Le géant du stockage a enregistré en 2001 des résultats financiers catastrophiques. Pour sortir de cette année noire, il joue l’ouverture et lance un middleware capable de superviser des baies multifournisseurs.

Pas une semaine depuis septembre sans qu’EMC ne fasse parler de lui. Dernier événement en date : le géant du stockage se dit prêt à s’ouvrir aux matériels de ses concurrents. Une annonce “révolutionnaire”, EMC étant réputé pour ses pratiques très propriétaires. En tout cas, cette annonce vient à point nommé après la tourmente que l’entreprise vient de traverser.Depuis le début de l’année, le monde semble, en effet, s’écrouler autour d’EMC : les alliances stratégiques entre constructeurs tendent à le marginaliser. Ainsi, HDS (Hitachi Data Systems) a signé avec Sun et a réitéré ses accords OEM avec HP. Par ailleurs, la nouvelle gamme de baies Symmetrix d’EMC intègre une technologie vieillissante comparée à celle proposée par HDS. Enfin, l’entreprise a reçu une gifle monumentale lors du dernier semestre, en annonçant une perte d’un milliard de dollars. Depuis douze ans, elle n’avait jamais connu le rouge.

Nouveau venu, il avait misé sur l’innovation

Comment expliquer une année aussi cauchemardesque ? Il semblerait, de prime abord, que les facteurs qui avaient fait le succès d’EMC dans les années quatre-vingt-dix ne soient plus au rendez-vous. IBM était alors le leader incontesté dans le monde des mainframes et de leurs périphériques. Progressivement, le géant s’est fait damer le pion dans le stockage par un nouveau venu, EMC. La partie a été remportée grâce à l’innovation technologique, à une politique de prix extrêmement agressive et à l’image arrogante d’IBM. L’innovation, parce qu’EMC a su, le premier, commercialiser des unités externes de stockage performantes, peu encombrantes et fiables.
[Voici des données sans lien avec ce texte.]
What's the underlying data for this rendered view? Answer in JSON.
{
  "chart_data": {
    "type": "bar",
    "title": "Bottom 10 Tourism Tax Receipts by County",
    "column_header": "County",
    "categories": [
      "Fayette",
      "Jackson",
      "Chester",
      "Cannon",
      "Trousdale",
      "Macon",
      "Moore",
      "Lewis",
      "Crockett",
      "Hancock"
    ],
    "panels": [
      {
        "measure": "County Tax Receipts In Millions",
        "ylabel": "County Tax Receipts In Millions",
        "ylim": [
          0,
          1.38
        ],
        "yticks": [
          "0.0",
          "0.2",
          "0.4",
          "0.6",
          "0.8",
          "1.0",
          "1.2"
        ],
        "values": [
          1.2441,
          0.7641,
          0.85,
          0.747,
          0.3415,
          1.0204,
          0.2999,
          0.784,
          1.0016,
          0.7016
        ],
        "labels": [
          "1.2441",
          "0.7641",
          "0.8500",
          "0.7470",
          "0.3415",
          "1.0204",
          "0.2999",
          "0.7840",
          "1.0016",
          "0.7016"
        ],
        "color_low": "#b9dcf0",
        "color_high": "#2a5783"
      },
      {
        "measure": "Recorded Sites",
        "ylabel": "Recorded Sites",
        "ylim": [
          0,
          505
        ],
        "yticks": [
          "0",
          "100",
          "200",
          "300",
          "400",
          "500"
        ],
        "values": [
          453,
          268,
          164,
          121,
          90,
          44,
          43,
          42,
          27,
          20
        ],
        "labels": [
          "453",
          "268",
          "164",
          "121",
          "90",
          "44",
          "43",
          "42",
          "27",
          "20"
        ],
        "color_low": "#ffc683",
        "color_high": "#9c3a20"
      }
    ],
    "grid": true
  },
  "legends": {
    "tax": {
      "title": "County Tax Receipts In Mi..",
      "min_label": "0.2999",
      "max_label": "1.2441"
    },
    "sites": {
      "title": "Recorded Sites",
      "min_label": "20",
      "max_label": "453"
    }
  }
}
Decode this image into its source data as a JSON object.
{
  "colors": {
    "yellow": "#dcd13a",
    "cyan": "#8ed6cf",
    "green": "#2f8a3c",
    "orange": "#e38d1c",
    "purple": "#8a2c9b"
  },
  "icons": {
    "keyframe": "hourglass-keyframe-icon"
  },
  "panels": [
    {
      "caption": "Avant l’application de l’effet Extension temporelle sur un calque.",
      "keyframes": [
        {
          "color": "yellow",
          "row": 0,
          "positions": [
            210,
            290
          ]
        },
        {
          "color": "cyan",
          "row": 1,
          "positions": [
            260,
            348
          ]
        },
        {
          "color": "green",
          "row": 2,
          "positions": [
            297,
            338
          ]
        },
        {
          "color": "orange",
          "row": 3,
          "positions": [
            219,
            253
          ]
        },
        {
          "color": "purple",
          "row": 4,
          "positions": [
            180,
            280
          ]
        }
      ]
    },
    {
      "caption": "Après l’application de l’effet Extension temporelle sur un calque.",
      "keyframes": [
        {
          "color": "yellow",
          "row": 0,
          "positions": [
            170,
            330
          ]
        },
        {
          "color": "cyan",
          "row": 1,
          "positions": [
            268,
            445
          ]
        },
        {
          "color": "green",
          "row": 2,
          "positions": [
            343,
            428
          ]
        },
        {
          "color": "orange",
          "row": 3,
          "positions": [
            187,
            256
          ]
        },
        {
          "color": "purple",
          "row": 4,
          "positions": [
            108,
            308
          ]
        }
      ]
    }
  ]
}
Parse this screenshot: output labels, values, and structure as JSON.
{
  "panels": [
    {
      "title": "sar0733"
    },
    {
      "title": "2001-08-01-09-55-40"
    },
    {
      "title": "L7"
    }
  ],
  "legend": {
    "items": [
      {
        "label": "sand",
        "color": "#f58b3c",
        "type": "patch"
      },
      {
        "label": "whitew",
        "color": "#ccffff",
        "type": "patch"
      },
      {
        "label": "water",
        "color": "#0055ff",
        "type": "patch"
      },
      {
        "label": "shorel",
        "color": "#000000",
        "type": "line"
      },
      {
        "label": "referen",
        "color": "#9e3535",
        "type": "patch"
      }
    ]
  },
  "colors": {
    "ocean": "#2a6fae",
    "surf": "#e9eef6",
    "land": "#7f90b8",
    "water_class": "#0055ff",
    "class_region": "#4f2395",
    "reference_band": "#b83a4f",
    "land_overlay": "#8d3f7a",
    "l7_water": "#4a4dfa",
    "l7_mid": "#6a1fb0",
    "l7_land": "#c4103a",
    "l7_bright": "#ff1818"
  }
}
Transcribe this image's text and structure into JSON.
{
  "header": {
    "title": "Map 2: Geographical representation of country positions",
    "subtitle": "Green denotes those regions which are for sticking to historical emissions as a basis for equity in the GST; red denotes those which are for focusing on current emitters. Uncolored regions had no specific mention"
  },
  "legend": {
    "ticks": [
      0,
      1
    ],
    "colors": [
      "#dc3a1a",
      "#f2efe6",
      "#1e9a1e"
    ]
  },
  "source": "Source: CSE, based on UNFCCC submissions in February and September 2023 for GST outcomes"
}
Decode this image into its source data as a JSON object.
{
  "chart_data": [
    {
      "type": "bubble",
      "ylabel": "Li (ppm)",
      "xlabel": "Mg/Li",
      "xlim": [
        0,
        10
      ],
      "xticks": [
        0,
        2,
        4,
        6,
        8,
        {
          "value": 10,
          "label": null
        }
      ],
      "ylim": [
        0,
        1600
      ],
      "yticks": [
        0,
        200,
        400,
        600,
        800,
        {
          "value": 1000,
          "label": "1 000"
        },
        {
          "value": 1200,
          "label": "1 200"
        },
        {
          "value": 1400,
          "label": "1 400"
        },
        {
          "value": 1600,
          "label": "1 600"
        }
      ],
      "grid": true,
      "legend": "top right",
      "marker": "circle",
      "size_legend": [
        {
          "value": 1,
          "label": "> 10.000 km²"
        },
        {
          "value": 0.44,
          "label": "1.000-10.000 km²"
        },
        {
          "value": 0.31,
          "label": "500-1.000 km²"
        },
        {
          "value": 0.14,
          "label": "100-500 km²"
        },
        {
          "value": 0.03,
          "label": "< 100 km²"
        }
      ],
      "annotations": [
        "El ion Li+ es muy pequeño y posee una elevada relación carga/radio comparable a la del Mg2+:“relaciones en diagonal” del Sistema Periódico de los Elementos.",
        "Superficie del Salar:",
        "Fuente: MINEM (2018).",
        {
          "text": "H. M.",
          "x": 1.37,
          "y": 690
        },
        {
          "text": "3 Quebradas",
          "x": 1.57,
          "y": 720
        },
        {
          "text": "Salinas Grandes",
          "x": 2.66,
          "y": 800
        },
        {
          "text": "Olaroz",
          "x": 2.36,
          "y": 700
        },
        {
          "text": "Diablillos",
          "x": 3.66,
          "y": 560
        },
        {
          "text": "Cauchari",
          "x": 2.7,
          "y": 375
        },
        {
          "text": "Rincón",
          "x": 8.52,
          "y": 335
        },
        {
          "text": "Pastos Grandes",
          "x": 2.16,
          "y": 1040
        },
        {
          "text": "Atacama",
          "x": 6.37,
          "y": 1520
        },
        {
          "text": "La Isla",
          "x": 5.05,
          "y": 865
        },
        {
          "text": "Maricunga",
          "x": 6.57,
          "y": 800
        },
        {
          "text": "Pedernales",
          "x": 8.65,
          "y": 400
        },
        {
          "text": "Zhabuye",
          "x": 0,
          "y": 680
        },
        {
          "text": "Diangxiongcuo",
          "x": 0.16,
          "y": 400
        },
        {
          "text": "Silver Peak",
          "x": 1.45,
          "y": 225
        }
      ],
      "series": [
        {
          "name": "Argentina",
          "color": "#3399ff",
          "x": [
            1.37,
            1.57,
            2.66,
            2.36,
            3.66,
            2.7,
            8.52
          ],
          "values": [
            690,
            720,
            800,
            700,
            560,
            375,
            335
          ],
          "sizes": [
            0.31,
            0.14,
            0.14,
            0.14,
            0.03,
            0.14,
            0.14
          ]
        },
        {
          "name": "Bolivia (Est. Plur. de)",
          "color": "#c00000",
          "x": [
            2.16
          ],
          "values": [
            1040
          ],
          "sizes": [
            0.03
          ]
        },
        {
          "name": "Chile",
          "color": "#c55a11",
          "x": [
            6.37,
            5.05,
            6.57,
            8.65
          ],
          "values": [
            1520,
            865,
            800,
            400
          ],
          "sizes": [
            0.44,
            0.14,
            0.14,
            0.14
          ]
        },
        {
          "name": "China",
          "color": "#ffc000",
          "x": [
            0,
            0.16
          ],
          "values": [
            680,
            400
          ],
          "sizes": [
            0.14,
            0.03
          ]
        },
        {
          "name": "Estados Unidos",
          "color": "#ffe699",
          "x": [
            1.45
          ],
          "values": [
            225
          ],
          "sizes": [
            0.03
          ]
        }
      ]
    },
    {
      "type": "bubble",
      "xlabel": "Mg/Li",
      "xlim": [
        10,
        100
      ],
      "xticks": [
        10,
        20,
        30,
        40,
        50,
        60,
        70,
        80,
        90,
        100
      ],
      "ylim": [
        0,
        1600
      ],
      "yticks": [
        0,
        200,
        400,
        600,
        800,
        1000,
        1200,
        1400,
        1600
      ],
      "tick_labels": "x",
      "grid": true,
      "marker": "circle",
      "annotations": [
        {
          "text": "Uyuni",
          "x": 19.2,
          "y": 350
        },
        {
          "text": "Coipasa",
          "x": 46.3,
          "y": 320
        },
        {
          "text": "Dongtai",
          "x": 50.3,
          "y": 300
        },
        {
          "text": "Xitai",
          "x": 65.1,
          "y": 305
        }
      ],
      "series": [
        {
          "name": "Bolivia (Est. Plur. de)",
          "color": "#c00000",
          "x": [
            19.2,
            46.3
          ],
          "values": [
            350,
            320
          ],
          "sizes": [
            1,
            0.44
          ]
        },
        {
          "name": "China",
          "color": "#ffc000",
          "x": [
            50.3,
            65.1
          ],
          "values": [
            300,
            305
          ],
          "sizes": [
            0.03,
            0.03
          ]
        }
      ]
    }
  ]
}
Dans un premier temps, celles-ci prenaient l’aspect d’une grosse mémoire électronique avec sauvegarde sur batterie. Ce dispositif, qui restait très cher, multipliait par cinq cents les performances des disques proposés par IBM, HDS ou Memorex dans les environnements grand système (des disques de 60 cm de diamètre pour une capacité de 2,9 Go environ). Résultat, les unités d’EMC se sont vendues comme des petits pains. Mais c’est véritablement l’année 1994 qui consacrera son succès.

Premier à mettre en ?”uvre le concept du Raid

Le challenger décide alors de placer derrière sa mémoire électronique des batteries de disques de 5,25 pouces de diamètre (les mêmes que ceux utilisés dans les PC). Le premier Symmetrix était né. Par ailleurs, pour garantir la sécurité des informations, EMC a mis en application un concept développé quelques années plus tôt par les ingénieurs de l’université de Berkeley, le Raid (Redundant Array of Independent Disks) : les données stockées sur le Symmetrix sont systématiquement répliquées sur deux volumes distincts. Le concept de Raid avait, en fait, été popularisé par les campagnes marketing orchestrées par Storagetek pour promouvoir à la même époque sa baie Iceberg. Cette dernière devait intégrer un système Raid de niveau 7, un système de virtualisation et un autre de compression des données. Reste que le produit, trop perfectionné, a pris des mois de retard. Des mois au cours desquels EMC a donc sorti son produit phare, certes moins perfectionné que l’Iceberg, mais disponible. La force d’EMC venait également des fonctionnalités avancées proposées sur sa baie, tel que SRDF, son outil de réplication. La compagnie a su, ensuite, nouer des partenariats avec des constructeurs de serveurs tels que Bull, Unisys, HP, ou Data General, qui tous avaient mis un terme à la fabrication de disques. Progressivement, elle s’est ainsi construit une crédibilité dans les mondes ouverts pour finalement s’y imposer.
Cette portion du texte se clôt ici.